One of the challengers, Arora Akanksha, a 34-year-old staff auditor at the organization, attracted attention in part because she was the youngest aspirant and bluntly critical of what she viewed as a failing and sclerotic hierarchy.
An online petition for the candidacy of Arora, who uses her last name first, had received more than 6,300 signatures as of Tuesday, but she did not get an official endorsement from any country including Canada, where she is a citizen, or from India, the country of her birth.
Another female candidate, Rosalía Arteaga, 64, who was briefly Ecuador’s president in 1997, entered the race backed by a London-based group known as the Forward campaign.
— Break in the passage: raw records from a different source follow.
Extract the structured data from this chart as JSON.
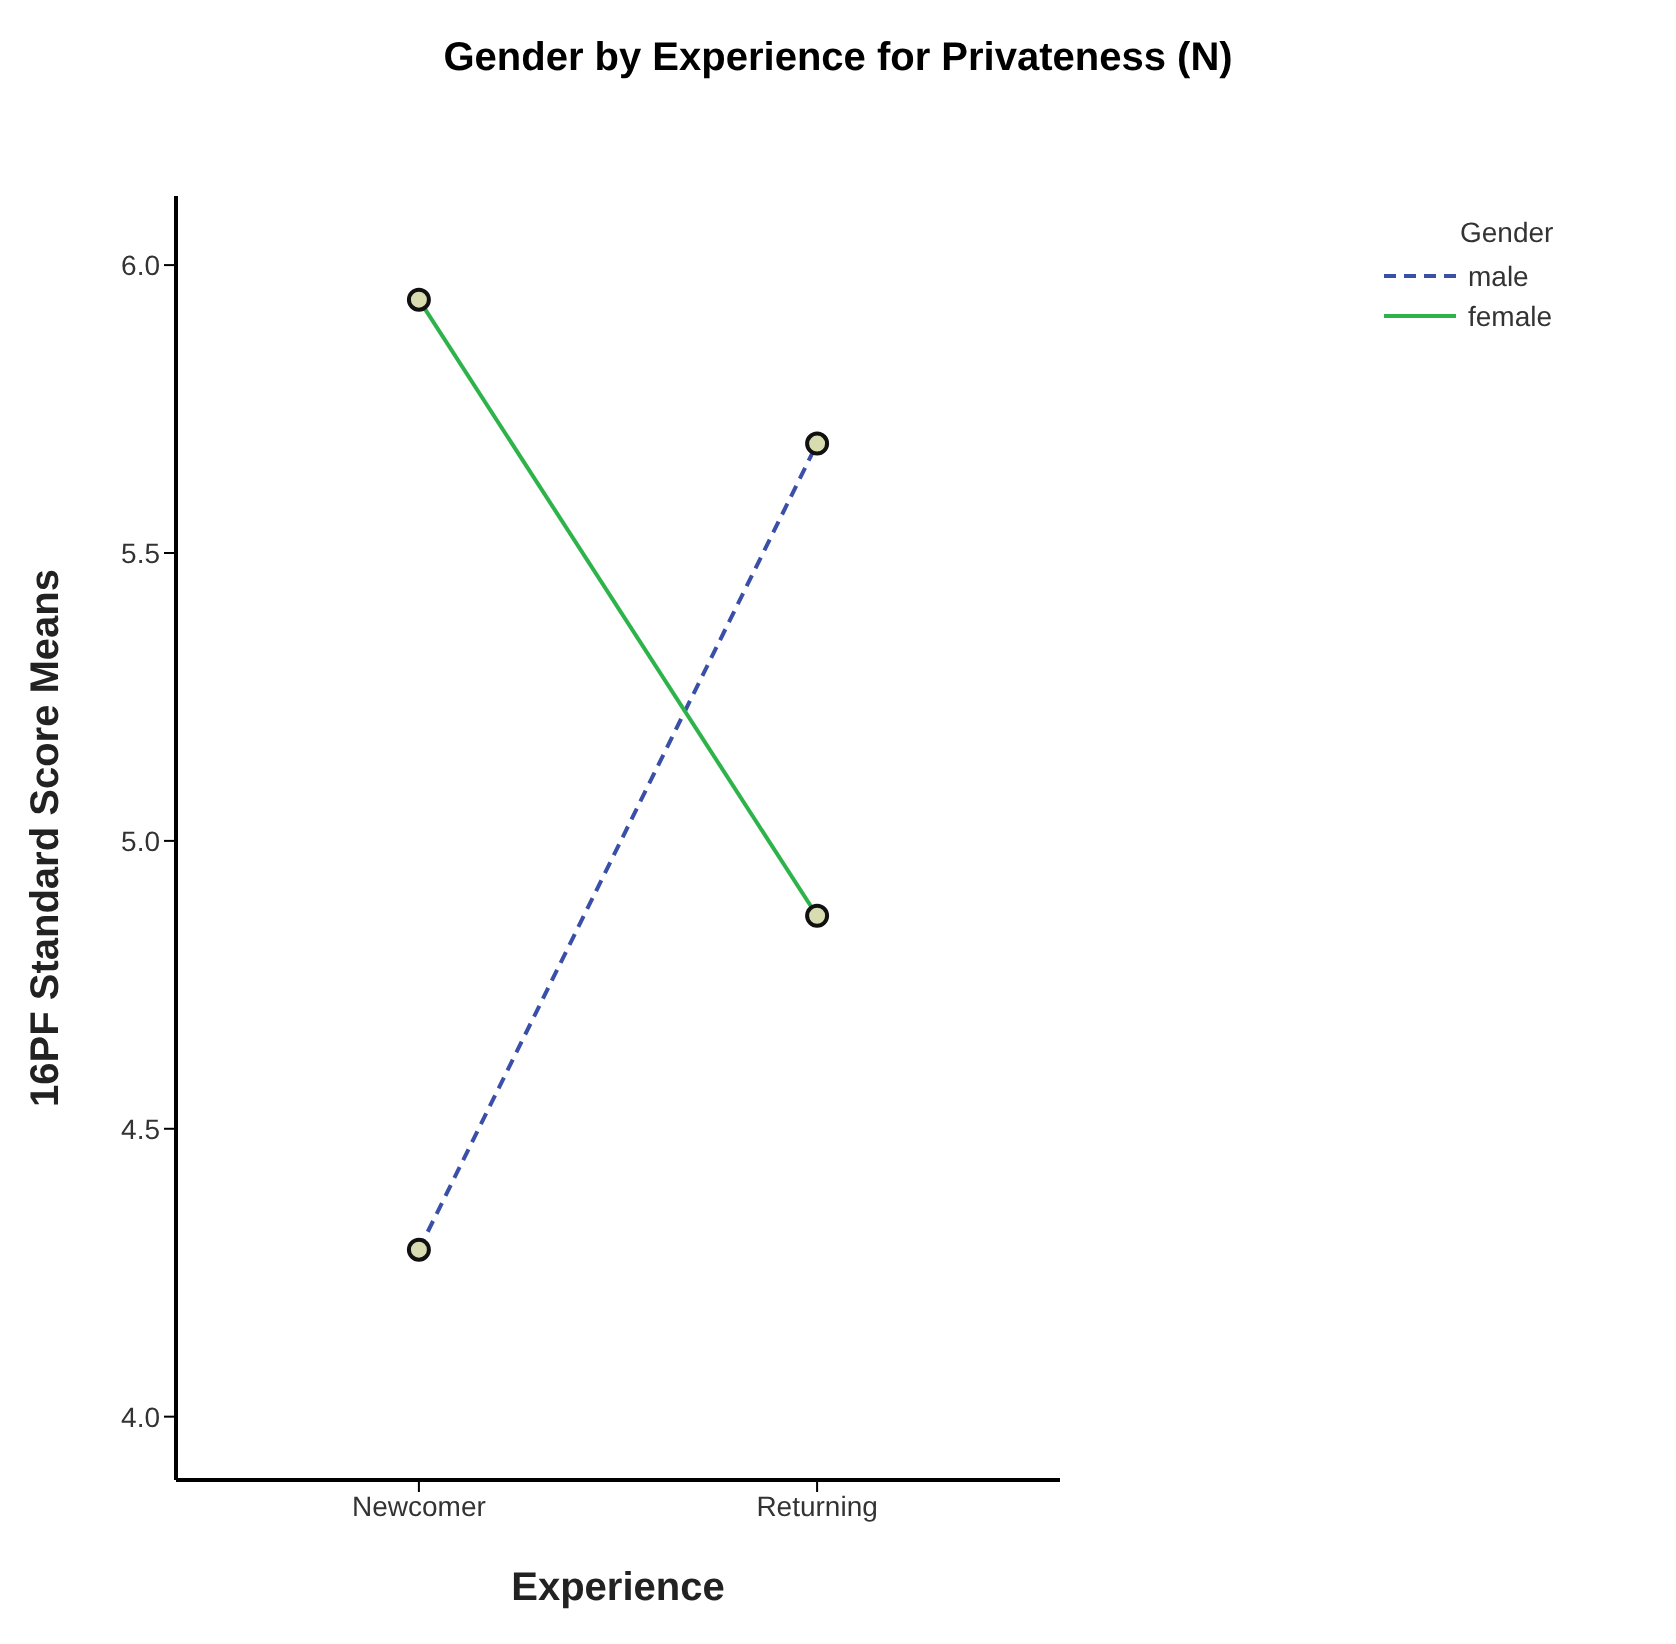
{
  "chart_data": {
    "type": "line",
    "title": "Gender by Experience for Privateness (N)",
    "xlabel": "Experience",
    "ylabel": "16PF Standard Score Means",
    "legend_title": "Gender",
    "categories": [
      "Newcomer",
      "Returning"
    ],
    "series": [
      {
        "name": "male",
        "color": "#3a4fa8",
        "line_style": "dashed",
        "values": [
          4.29,
          5.69
        ]
      },
      {
        "name": "female",
        "color": "#2eb34a",
        "line_style": "solid",
        "values": [
          5.94,
          4.87
        ]
      }
    ],
    "ylim": [
      3.89,
      6.12
    ],
    "yticks": [
      {
        "value": 4,
        "label": "4.0"
      },
      {
        "value": 4.5,
        "label": "4.5"
      },
      {
        "value": 5.0,
        "label": "5.0"
      },
      {
        "value": 5.5,
        "label": "5.5"
      },
      {
        "value": 6.0,
        "label": "6.0"
      }
    ],
    "grid": false,
    "legend": "top right",
    "marker": "circle"
  }
}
But Arteaga also did not secure the backing of any member states.
The process for selecting a secretary-general is far more public now than it has been for most of the history of the United Nations, when it was shrouded in secrecy and was the exclusive domain of the permanent members of the Security Council. In the early years, they privately discussed and decided on candidates who were not even aware they were under consideration.
In 1953, for example, they secretly chose Dag Hammarskjold, a Swedish diplomat, who learned about it in a surprise phone call he originally thought was a prank.